To avoid the need for all providers to independently vet all of their partners, and to make it easier to find applications and users that are available, many communities have chosen to form federations. A single entity and organization can join multiple federations, though each new federation introduces a little complexity.

A federation is anything you want it to be: single sign-on within one organization, or a very large community such as an entire country's research and education sector. It requires a consistent policy outline, and a few technical arrangements.

Individual sites generally retain all rights and ability to make decisions regarding users and applications independently. The federation is just a framework.

To avoid excessive federation creation, please check to ensure there isn't already a federation that meets your needs before creating a new one.

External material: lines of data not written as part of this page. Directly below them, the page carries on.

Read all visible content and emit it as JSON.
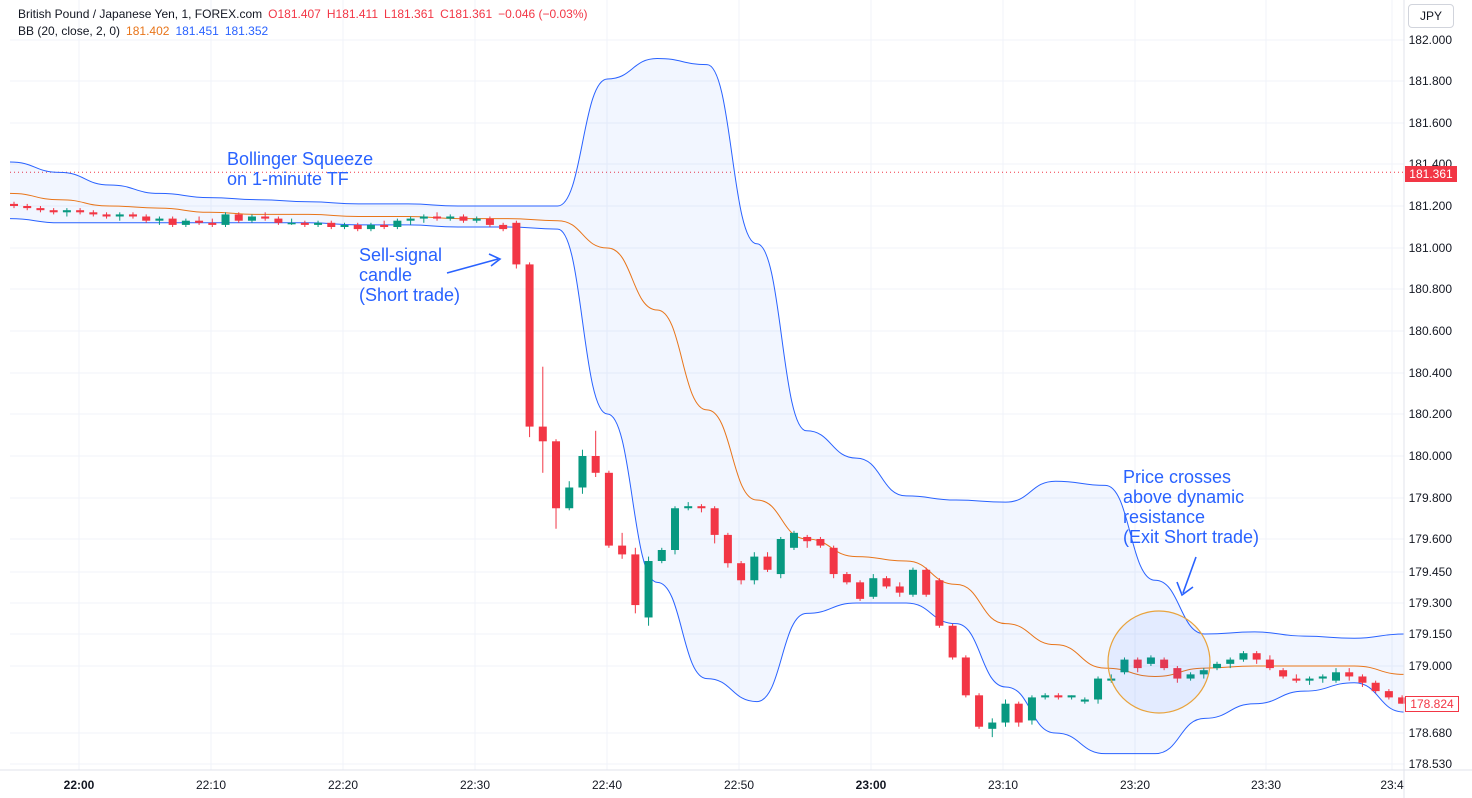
{
  "header": {
    "symbol": "British Pound / Japanese Yen, 1, FOREX.com",
    "open": "O181.407",
    "high": "H181.411",
    "low": "L181.361",
    "close": "C181.361",
    "change": "−0.046 (−0.03%)",
    "indicator_label": "BB (20, close, 2, 0)",
    "indicator_mid": "181.402",
    "indicator_upper": "181.451",
    "indicator_lower": "181.352"
  },
  "currency": "JPY",
  "last_price_tag": "181.361",
  "current_price_tag": "178.824",
  "annotations": {
    "squeeze_line1": "Bollinger Squeeze",
    "squeeze_line2": "on 1-minute TF",
    "sell_line1": "Sell-signal",
    "sell_line2": "candle",
    "sell_line3": "(Short trade)",
    "exit_line1": "Price crosses",
    "exit_line2": "above dynamic",
    "exit_line3": "resistance",
    "exit_line4": "(Exit Short trade)"
  },
  "colors": {
    "up": "#089981",
    "down": "#f23645",
    "bb_basis": "#e8751a",
    "bb_band": "#2962ff",
    "bb_fill": "rgba(41,98,255,0.06)",
    "circle": "#e8a33d"
  },
  "chart_data": {
    "type": "candlestick",
    "ylim": [
      178.53,
      182.0
    ],
    "y_ticks": [
      "182.000",
      "181.800",
      "181.600",
      "181.400",
      "181.200",
      "181.000",
      "180.800",
      "180.600",
      "180.400",
      "180.200",
      "180.000",
      "179.800",
      "179.600",
      "179.450",
      "179.300",
      "179.150",
      "179.000",
      "178.680",
      "178.530"
    ],
    "x_ticks": [
      "22:00",
      "22:10",
      "22:20",
      "22:30",
      "22:40",
      "22:50",
      "23:00",
      "23:10",
      "23:20",
      "23:30",
      "23:4"
    ],
    "candles": [
      [
        181.21,
        181.22,
        181.19,
        181.2
      ],
      [
        181.2,
        181.21,
        181.18,
        181.19
      ],
      [
        181.19,
        181.2,
        181.17,
        181.18
      ],
      [
        181.18,
        181.19,
        181.16,
        181.17
      ],
      [
        181.17,
        181.19,
        181.15,
        181.18
      ],
      [
        181.18,
        181.19,
        181.16,
        181.17
      ],
      [
        181.17,
        181.18,
        181.15,
        181.16
      ],
      [
        181.16,
        181.17,
        181.14,
        181.15
      ],
      [
        181.15,
        181.17,
        181.13,
        181.16
      ],
      [
        181.16,
        181.17,
        181.14,
        181.15
      ],
      [
        181.15,
        181.16,
        181.12,
        181.13
      ],
      [
        181.13,
        181.15,
        181.11,
        181.14
      ],
      [
        181.14,
        181.15,
        181.1,
        181.11
      ],
      [
        181.11,
        181.14,
        181.1,
        181.13
      ],
      [
        181.13,
        181.15,
        181.11,
        181.12
      ],
      [
        181.12,
        181.14,
        181.1,
        181.11
      ],
      [
        181.11,
        181.17,
        181.1,
        181.16
      ],
      [
        181.16,
        181.17,
        181.12,
        181.13
      ],
      [
        181.13,
        181.16,
        181.12,
        181.15
      ],
      [
        181.15,
        181.17,
        181.13,
        181.14
      ],
      [
        181.14,
        181.15,
        181.11,
        181.12
      ],
      [
        181.12,
        181.14,
        181.11,
        181.12
      ],
      [
        181.12,
        181.13,
        181.1,
        181.11
      ],
      [
        181.11,
        181.13,
        181.1,
        181.12
      ],
      [
        181.12,
        181.13,
        181.09,
        181.1
      ],
      [
        181.1,
        181.12,
        181.09,
        181.11
      ],
      [
        181.11,
        181.12,
        181.08,
        181.09
      ],
      [
        181.09,
        181.12,
        181.08,
        181.11
      ],
      [
        181.11,
        181.13,
        181.09,
        181.1
      ],
      [
        181.1,
        181.14,
        181.09,
        181.13
      ],
      [
        181.13,
        181.15,
        181.11,
        181.14
      ],
      [
        181.14,
        181.16,
        181.12,
        181.15
      ],
      [
        181.15,
        181.17,
        181.13,
        181.14
      ],
      [
        181.14,
        181.16,
        181.13,
        181.15
      ],
      [
        181.15,
        181.16,
        181.12,
        181.13
      ],
      [
        181.13,
        181.15,
        181.12,
        181.14
      ],
      [
        181.14,
        181.15,
        181.1,
        181.11
      ],
      [
        181.11,
        181.12,
        181.08,
        181.09
      ],
      [
        181.12,
        181.13,
        180.9,
        180.92
      ],
      [
        180.92,
        180.93,
        180.09,
        180.14
      ],
      [
        180.14,
        180.43,
        179.92,
        180.07
      ],
      [
        180.07,
        180.08,
        179.65,
        179.75
      ],
      [
        179.75,
        179.88,
        179.74,
        179.85
      ],
      [
        179.85,
        180.03,
        179.82,
        180.0
      ],
      [
        180.0,
        180.12,
        179.9,
        179.92
      ],
      [
        179.92,
        179.93,
        179.56,
        179.57
      ],
      [
        179.57,
        179.63,
        179.51,
        179.53
      ],
      [
        179.53,
        179.56,
        179.25,
        179.29
      ],
      [
        179.23,
        179.52,
        179.19,
        179.5
      ],
      [
        179.5,
        179.56,
        179.49,
        179.55
      ],
      [
        179.55,
        179.76,
        179.53,
        179.75
      ],
      [
        179.75,
        179.78,
        179.74,
        179.76
      ],
      [
        179.76,
        179.77,
        179.73,
        179.75
      ],
      [
        179.75,
        179.76,
        179.58,
        179.62
      ],
      [
        179.62,
        179.63,
        179.47,
        179.49
      ],
      [
        179.49,
        179.5,
        179.39,
        179.41
      ],
      [
        179.41,
        179.54,
        179.39,
        179.52
      ],
      [
        179.52,
        179.54,
        179.45,
        179.46
      ],
      [
        179.44,
        179.61,
        179.42,
        179.6
      ],
      [
        179.56,
        179.64,
        179.55,
        179.63
      ],
      [
        179.61,
        179.62,
        179.56,
        179.59
      ],
      [
        179.6,
        179.61,
        179.56,
        179.57
      ],
      [
        179.56,
        179.57,
        179.42,
        179.44
      ],
      [
        179.44,
        179.45,
        179.39,
        179.4
      ],
      [
        179.4,
        179.41,
        179.31,
        179.32
      ],
      [
        179.33,
        179.44,
        179.32,
        179.42
      ],
      [
        179.42,
        179.43,
        179.37,
        179.38
      ],
      [
        179.38,
        179.4,
        179.33,
        179.35
      ],
      [
        179.34,
        179.47,
        179.33,
        179.46
      ],
      [
        179.46,
        179.47,
        179.33,
        179.34
      ],
      [
        179.41,
        179.42,
        179.18,
        179.19
      ],
      [
        179.19,
        179.2,
        179.03,
        179.04
      ],
      [
        179.04,
        179.05,
        178.85,
        178.86
      ],
      [
        178.86,
        178.87,
        178.7,
        178.71
      ],
      [
        178.7,
        178.75,
        178.66,
        178.73
      ],
      [
        178.73,
        178.84,
        178.71,
        178.82
      ],
      [
        178.82,
        178.83,
        178.71,
        178.73
      ],
      [
        178.74,
        178.86,
        178.72,
        178.85
      ],
      [
        178.85,
        178.87,
        178.84,
        178.86
      ],
      [
        178.86,
        178.87,
        178.84,
        178.85
      ],
      [
        178.85,
        178.86,
        178.84,
        178.86
      ],
      [
        178.83,
        178.85,
        178.82,
        178.84
      ],
      [
        178.84,
        178.95,
        178.82,
        178.94
      ],
      [
        178.93,
        178.96,
        178.92,
        178.94
      ],
      [
        178.97,
        179.04,
        178.96,
        179.03
      ],
      [
        179.03,
        179.04,
        178.97,
        178.99
      ],
      [
        179.01,
        179.05,
        179.0,
        179.04
      ],
      [
        179.03,
        179.04,
        178.98,
        178.99
      ],
      [
        178.99,
        179.0,
        178.92,
        178.94
      ],
      [
        178.94,
        178.97,
        178.93,
        178.96
      ],
      [
        178.96,
        178.99,
        178.94,
        178.98
      ],
      [
        178.99,
        179.02,
        178.98,
        179.01
      ],
      [
        179.01,
        179.04,
        178.99,
        179.03
      ],
      [
        179.03,
        179.07,
        179.02,
        179.06
      ],
      [
        179.06,
        179.07,
        179.01,
        179.03
      ],
      [
        179.03,
        179.05,
        178.98,
        178.99
      ],
      [
        178.98,
        178.99,
        178.94,
        178.95
      ],
      [
        178.94,
        178.96,
        178.92,
        178.93
      ],
      [
        178.93,
        178.95,
        178.91,
        178.94
      ],
      [
        178.94,
        178.96,
        178.92,
        178.95
      ],
      [
        178.93,
        178.99,
        178.92,
        178.97
      ],
      [
        178.97,
        178.99,
        178.93,
        178.95
      ],
      [
        178.95,
        178.96,
        178.9,
        178.92
      ],
      [
        178.92,
        178.93,
        178.87,
        178.88
      ],
      [
        178.88,
        178.89,
        178.84,
        178.85
      ],
      [
        178.85,
        178.86,
        178.82,
        178.82
      ]
    ],
    "bb_upper": [
      181.41,
      181.36,
      181.3,
      181.26,
      181.24,
      181.23,
      181.22,
      181.21,
      181.21,
      181.2,
      181.2,
      181.2,
      181.81,
      181.91,
      181.88,
      181.02,
      180.12,
      179.99,
      179.81,
      179.79,
      179.78,
      179.88,
      179.86,
      179.41,
      179.15,
      179.16,
      179.14,
      179.13,
      179.15
    ],
    "bb_mid": [
      181.26,
      181.23,
      181.2,
      181.19,
      181.17,
      181.16,
      181.16,
      181.15,
      181.15,
      181.14,
      181.14,
      181.13,
      181.0,
      180.7,
      180.22,
      179.79,
      179.6,
      179.52,
      179.5,
      179.39,
      179.2,
      179.1,
      178.99,
      178.95,
      178.99,
      179.0,
      179.0,
      179.0,
      178.96
    ],
    "bb_lower": [
      181.14,
      181.12,
      181.12,
      181.12,
      181.12,
      181.12,
      181.12,
      181.11,
      181.11,
      181.1,
      181.1,
      181.09,
      180.2,
      179.4,
      178.94,
      178.83,
      179.25,
      179.3,
      179.3,
      179.2,
      178.9,
      178.68,
      178.58,
      178.58,
      178.75,
      178.82,
      178.88,
      178.92,
      178.78
    ]
  }
}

Requirements and Specifications

Shibboleth requires no modification of client software. There is also no modification of existing identity infrastructure or applications needed, although we recommend leveraging Shibboleth as the authentication and attribute delivery system whenever possible, since it's a generalized solution.

The IdP is written in Java, and operates in any standard servlet container. Authentication can be performed many ways, including through Kerberos, LDAP, or the web server itself. Attributes can be sourced from any directory or database or generated internally, and transformed using predefined rules or almost any scripting language. It has built-in replication. The biggest hardware requirement is CPU for XML encryption and signing, which can be reduced through protocol tradeoffs.

The SP runs in Apache, IIS, or NSAPI, and these environments can be proxied into Java and other web servers. It can run automatically or on-demand, and protect resources itself or allow applications to handle access control. It has built-in clustering support and minimal hardware requirements.

Shibboleth supports the SAML 2.0 Web Browser SSO Profile, Cardspace, Shibboleth Profile, ADFS, and SAML 1.1, along with other protocols such as LDAP, SQL, and Kerberos. It is interoperable with known commercial SAML 2.0 providers, and fully backward compatible with Shibboleth 1.3.